April 2024 · 4 minute read
OpinionToys This article is more than 8 years old

How I fell late but hard for jigsaw puzzles

This article is more than 8 years oldAs a child, they seemed the epitome of boredom, something reserved for rainy days. Now, I find the cardboard conundrums compelling

When I was growing up in the 70s and rain was falling heavily outside (I trust the ears of northern readers will have pricked up at the R-word), or the whole family was in some public holiday lockdown (and I hope that all readers will be with me now), my parents would propose constructive activities. All were complete nonstarters: tidy your room, read a book, do some colouring-in, clear out the shed, do a jigsaw.

Since then, life has panned out in such a way as to give all those activities a seductive appeal as antidotes to globalised job insecurity or various forms of computer-generated neurosis. Adult colouring-in books, promoted as enhancing mindfulness, were the publishing phenomenon of 2015. And as for tidying your room and clearing out the shed … decluttering is now, as the young people say, “a thing”.

But jigsaws have never been relaunched in the same way. According to some retail comparison figures released just before Christmas by the Office for National Statistics, sales of them in 2014 were down compared with 2008.

This surprised me, for the not-at-all-logical reason that it was around 2008 that I started to get into jigsaws. In mid-December I completed a 1,000-piecer: in effect two jigsaws showing Waterloo station in peacetime and wartime. The most difficult part was the blacked-out station rafters of the wartime scene. This had been a birthday present from my stepmother, who has been into jigsaws all her life, “probably because I’m an only child”.

I found no jigsaw in my stocking on Christmas morning – which would have delighted me as a boy (if I got a present with that tell-tale rattle, I could hardly be bothered to open it). But 40 years on, I wanted a puzzle for the holiday. So I bought a 500-piecer from a charity shop for £1.50.

It’s a modern edition of a jigsaw dating from the 1920s, and the image is of a black-and-white photograph showing a crowd of scowling men, identically dressed in dark suits, standing by some unmarked delivery vans on a foggy day. Behind them is a tall building with the words “Rington’s Limited Merchants” carved in stone. You have to look hard to see the smaller word “Tea” – which is what Rington’s made – carved lower down.
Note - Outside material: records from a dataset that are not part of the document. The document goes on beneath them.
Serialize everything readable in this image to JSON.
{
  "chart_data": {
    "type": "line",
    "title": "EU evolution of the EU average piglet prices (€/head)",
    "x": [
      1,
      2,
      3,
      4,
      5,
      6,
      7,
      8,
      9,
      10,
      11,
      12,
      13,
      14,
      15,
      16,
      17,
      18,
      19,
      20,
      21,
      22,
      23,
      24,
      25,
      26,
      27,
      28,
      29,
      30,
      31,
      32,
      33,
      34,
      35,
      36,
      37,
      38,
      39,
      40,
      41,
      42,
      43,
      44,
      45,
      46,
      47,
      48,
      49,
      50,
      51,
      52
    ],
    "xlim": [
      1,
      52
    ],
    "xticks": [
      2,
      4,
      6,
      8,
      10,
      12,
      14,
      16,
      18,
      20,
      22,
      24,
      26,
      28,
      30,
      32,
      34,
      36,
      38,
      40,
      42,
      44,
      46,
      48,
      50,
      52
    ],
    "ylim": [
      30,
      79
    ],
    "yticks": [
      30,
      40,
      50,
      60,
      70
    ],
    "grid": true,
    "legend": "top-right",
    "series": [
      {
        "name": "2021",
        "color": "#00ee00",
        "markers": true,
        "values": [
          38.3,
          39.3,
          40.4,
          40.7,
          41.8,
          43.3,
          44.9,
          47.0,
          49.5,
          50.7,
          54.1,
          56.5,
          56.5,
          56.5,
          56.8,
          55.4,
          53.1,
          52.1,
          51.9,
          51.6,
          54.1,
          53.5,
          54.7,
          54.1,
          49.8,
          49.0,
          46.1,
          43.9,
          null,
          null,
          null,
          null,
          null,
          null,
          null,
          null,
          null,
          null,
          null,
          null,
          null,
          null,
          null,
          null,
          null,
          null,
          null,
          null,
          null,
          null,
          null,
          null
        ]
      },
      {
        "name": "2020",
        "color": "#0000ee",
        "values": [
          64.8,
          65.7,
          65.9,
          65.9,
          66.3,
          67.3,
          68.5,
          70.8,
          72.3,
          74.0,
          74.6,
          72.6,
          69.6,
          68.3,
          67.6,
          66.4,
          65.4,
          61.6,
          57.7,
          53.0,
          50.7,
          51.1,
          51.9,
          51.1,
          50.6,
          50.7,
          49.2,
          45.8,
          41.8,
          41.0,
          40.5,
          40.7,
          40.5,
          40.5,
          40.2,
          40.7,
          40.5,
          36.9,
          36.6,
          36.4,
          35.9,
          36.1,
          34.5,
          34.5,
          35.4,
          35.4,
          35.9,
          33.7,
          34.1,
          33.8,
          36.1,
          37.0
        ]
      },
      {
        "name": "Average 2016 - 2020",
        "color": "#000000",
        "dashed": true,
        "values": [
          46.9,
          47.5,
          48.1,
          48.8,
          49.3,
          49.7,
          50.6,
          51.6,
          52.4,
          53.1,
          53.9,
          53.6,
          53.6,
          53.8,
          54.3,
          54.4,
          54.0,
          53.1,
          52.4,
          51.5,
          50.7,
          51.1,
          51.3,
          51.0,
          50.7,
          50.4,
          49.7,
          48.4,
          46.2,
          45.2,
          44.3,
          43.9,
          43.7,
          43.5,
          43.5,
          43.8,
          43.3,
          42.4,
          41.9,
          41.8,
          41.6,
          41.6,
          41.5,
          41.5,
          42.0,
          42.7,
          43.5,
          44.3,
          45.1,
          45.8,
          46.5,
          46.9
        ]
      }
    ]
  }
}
All in all, I would have sacked the PR person who suggested this jigsaw as a means of promoting the company.

Many such advertising jigsaws were created in the interwar period. The Great Western Railway produced 80, one of which I own. It shows the Cornish Riviera Express, and comes in a lovely box of faded orange, lazily marked: “About 150 pieces”.
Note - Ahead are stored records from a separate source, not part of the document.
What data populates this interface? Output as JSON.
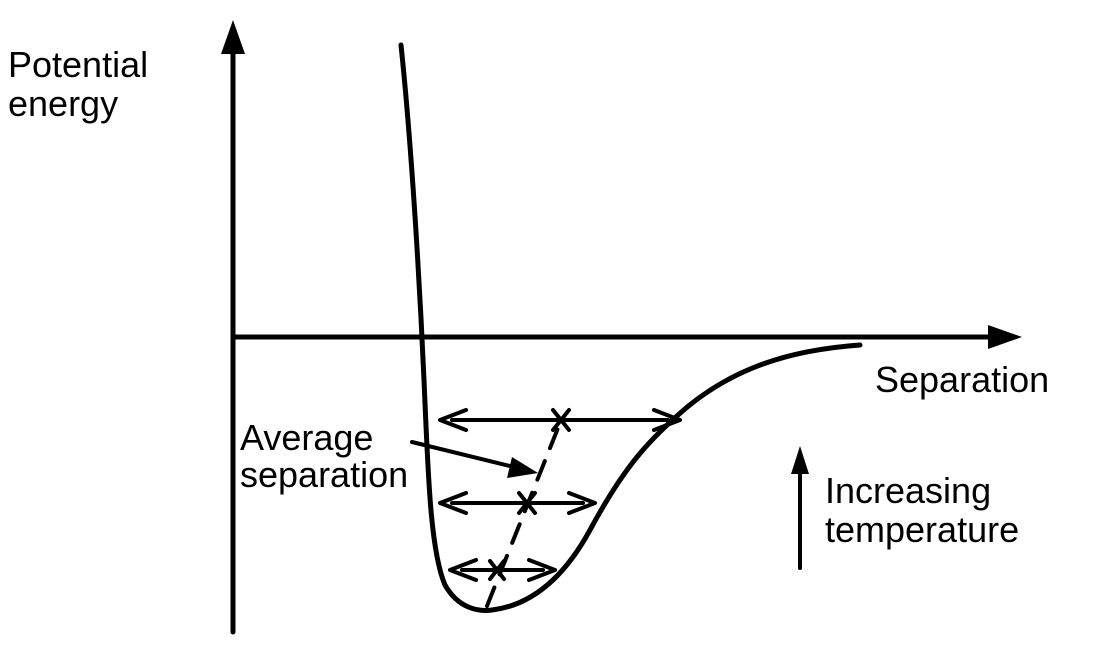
{
  "labels": {
    "y_axis_line1": "Potential",
    "y_axis_line2": "energy",
    "x_axis": "Separation",
    "average_line1": "Average",
    "average_line2": "separation",
    "temperature_line1": "Increasing",
    "temperature_line2": "temperature"
  },
  "colors": {
    "ink": "#000000",
    "background": "#ffffff"
  },
  "icons": {
    "average_marker": "x-mark-icon",
    "temperature_direction": "arrow-up-icon"
  }
}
Jigsaws were also a popular form of distraction in the Great Depression, and since modern life produces its own big worries, it’s not hard to understand the success of mindfulness and colouring books.

But I don’t think jigsaws can join the mindfulness bandwagon. They are compelling as much as relaxing, and if done communally can promote intense competition. You can be left holding a single piece, muttering feeble things like, “I was sure this went there,” while your companion has connected half a dozen. Jigsaws are more likely to board the bandwagon of “resilience” – a current buzzword in education – in that almost anyone can complete any jigsaw if they take long enough. (I spent about two weeks in the dark rafters of Waterloo station.)

It could be said that jigsaws have an image problem, but I think there’s a mystique about them. There are half a dozen thrillers with “jigsaw” in the title, and I trust that anyone watching me at one of my jigsaws assumes I’m not just fiddling about with bits of cardboard. No, they will suspect I am simultaneously solving some bigger puzzle.

A first observer might confide to a second: “Now that might look like a boring middle-aged man trying to assemble an image of Windsor Castle, but the jigsaw focuses his mind, like Sherlock Holmes with his three-pipe problems. I mean, you know what Andrew’s really doing, don’t you? He’s solving the West Lothian question.” Another factor that might help the puzzle cause is global warming, a byproduct of which is apparently constant rain: perfect jigsaw weather.